Arthritis Australia is calling for more affordable access to health services for children with juvenile arthritis, as a parliamentary inquiry today looks into the impacts of the condition on thousands of Australian children.
An Arthritis Australia survey found that in addition to the serious physical and mental health impacts of juvenile arthritis, families are struggling with high out of pocket costs to manage their child’s condition and can have difficulty accessing the multidisciplinary care that they need.
“Families are telling us that they need more affordable access to the allied health services such as physiotherapy that their kids need. Five appointments per year through the Medicare Chronic Disease Management Plans just isn’t enough. We’d like to see another five appointments funded per year,” said Louise Hardy, Arthritis Australia’s National Policy and Government Relations Manager.
“We are also calling for a comprehensive plan to reduce out of pocket costs for people with chronic illnesses, including reviewing the cost of medicines and expanded access to the Extended Medicare Safety Net and Health Care Card.”
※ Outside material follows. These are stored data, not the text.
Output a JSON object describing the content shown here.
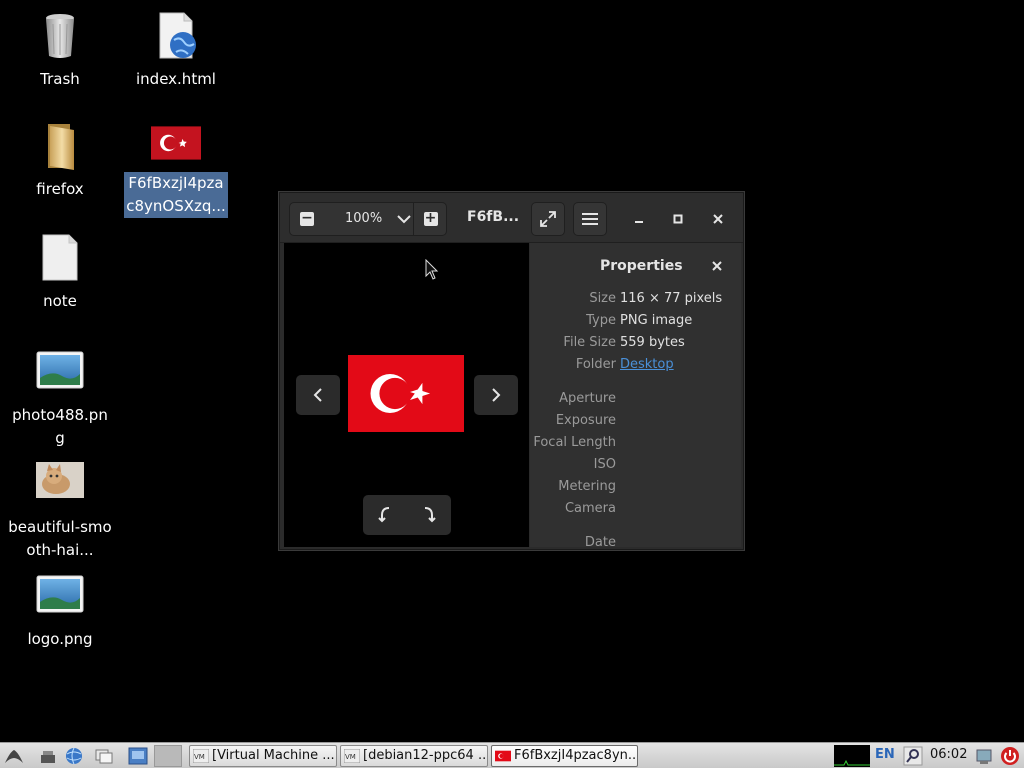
{
  "desktop": {
    "icons": [
      {
        "label": "Trash"
      },
      {
        "label": "index.html"
      },
      {
        "label": "firefox"
      },
      {
        "label": "F6fBxzjI4pzac8ynOSXzq..."
      },
      {
        "label": "note"
      },
      {
        "label": "photo488.png"
      },
      {
        "label": "beautiful-smooth-hai..."
      },
      {
        "label": "logo.png"
      }
    ]
  },
  "viewer": {
    "zoom_level": "100%",
    "title": "F6fB...",
    "properties": {
      "heading": "Properties",
      "rows": [
        {
          "key": "Size",
          "value": "116 × 77 pixels"
        },
        {
          "key": "Type",
          "value": "PNG image"
        },
        {
          "key": "File Size",
          "value": "559 bytes"
        },
        {
          "key": "Folder",
          "value": "Desktop"
        },
        {
          "key": "Aperture",
          "value": ""
        },
        {
          "key": "Exposure",
          "value": ""
        },
        {
          "key": "Focal Length",
          "value": ""
        },
        {
          "key": "ISO",
          "value": ""
        },
        {
          "key": "Metering",
          "value": ""
        },
        {
          "key": "Camera",
          "value": ""
        },
        {
          "key": "Date",
          "value": ""
        }
      ]
    }
  },
  "taskbar": {
    "tasks": [
      {
        "label": "[Virtual Machine ..."
      },
      {
        "label": "[debian12-ppc64 ..."
      },
      {
        "label": "F6fBxzjI4pzac8yn..."
      }
    ],
    "language": "EN",
    "clock": "06:02"
  },
  "colors": {
    "flag_red": "#e30a17",
    "link_blue": "#4a90d9",
    "selection": "#4a6b96"
  }
}
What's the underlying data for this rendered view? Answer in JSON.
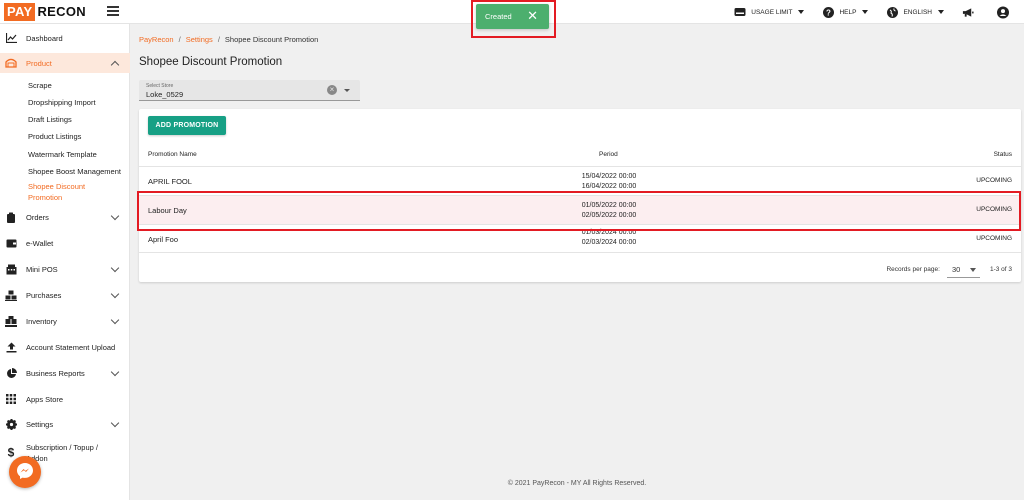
{
  "app": {
    "logo_part1": "PAY",
    "logo_part2": "RECON"
  },
  "topbar": {
    "usage_limit": "USAGE LIMIT",
    "help": "HELP",
    "language": "ENGLISH"
  },
  "toast": {
    "text": "Created",
    "close": "✕",
    "color": "#4caf6e"
  },
  "sidebar": {
    "items": [
      {
        "label": "Dashboard",
        "icon": "chart-icon"
      },
      {
        "label": "Product",
        "icon": "product-icon"
      },
      {
        "label": "Orders",
        "icon": "orders-icon"
      },
      {
        "label": "e-Wallet",
        "icon": "wallet-icon"
      },
      {
        "label": "Mini POS",
        "icon": "pos-icon"
      },
      {
        "label": "Purchases",
        "icon": "purchases-icon"
      },
      {
        "label": "Inventory",
        "icon": "inventory-icon"
      },
      {
        "label": "Account Statement Upload",
        "icon": "upload-icon"
      },
      {
        "label": "Business Reports",
        "icon": "pie-chart-icon"
      },
      {
        "label": "Apps Store",
        "icon": "grid-icon"
      },
      {
        "label": "Settings",
        "icon": "gear-icon"
      },
      {
        "label": "Subscription / Topup / Addon",
        "icon": "dollar-icon"
      }
    ],
    "product_sub": [
      "Scrape",
      "Dropshipping Import",
      "Draft Listings",
      "Product Listings",
      "Watermark Template",
      "Shopee Boost Management",
      "Shopee Discount Promotion"
    ]
  },
  "breadcrumb": {
    "root": "PayRecon",
    "parent": "Settings",
    "current": "Shopee Discount Promotion",
    "sep": "/"
  },
  "page": {
    "title": "Shopee Discount Promotion"
  },
  "store": {
    "label": "Select Store",
    "value": "Loke_0529",
    "clear": "×"
  },
  "table": {
    "add_button": "ADD PROMOTION",
    "headers": {
      "name": "Promotion Name",
      "period": "Period",
      "status": "Status"
    },
    "rows": [
      {
        "name": "APRIL FOOL",
        "start": "15/04/2022 00:00",
        "end": "16/04/2022 00:00",
        "status": "UPCOMING"
      },
      {
        "name": "Labour Day",
        "start": "01/05/2022 00:00",
        "end": "02/05/2022 00:00",
        "status": "UPCOMING"
      },
      {
        "name": "April Foo",
        "start": "01/03/2024 00:00",
        "end": "02/03/2024 00:00",
        "status": "UPCOMING"
      }
    ],
    "records_label": "Records per page:",
    "records_value": "30",
    "range": "1-3 of 3"
  },
  "footer": {
    "text": "© 2021 PayRecon - MY All Rights Reserved."
  },
  "colors": {
    "brand": "#f26b22",
    "accent": "#17a085",
    "highlight": "#e31b23"
  }
}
“In a wealthy nation like Australia, children and teenagers living with arthritis must be able to access the care they need without families being under such financial strain.”
Kathleen Faucett is one of thousands of Australian parents caring for a child with juvenile arthritis.
“Nathan has been living with juvenile arthritis since the age of two, but his condition wasn’t diagnosed until he was seven,” Mr Faucett said. “Sometimes we can face wait times for treatment of over six weeks. That means sometimes withdrawing Nathan from school because his symptoms are too severe. We could really use more support.”
Kathleen says that until Nathan had access to the NDIS, there were significant out of pocket costs and barriers associated with allied health care. “We had to pay out of pocket for services such as the physio. After a long process to gain access to the NDIS, that is now covered, however thousands of other Australians are not so fortunate”
“Access to quality care for juvenile arthritis should be universal in Australia, not dependent on whether you have access to the NDIS or not.”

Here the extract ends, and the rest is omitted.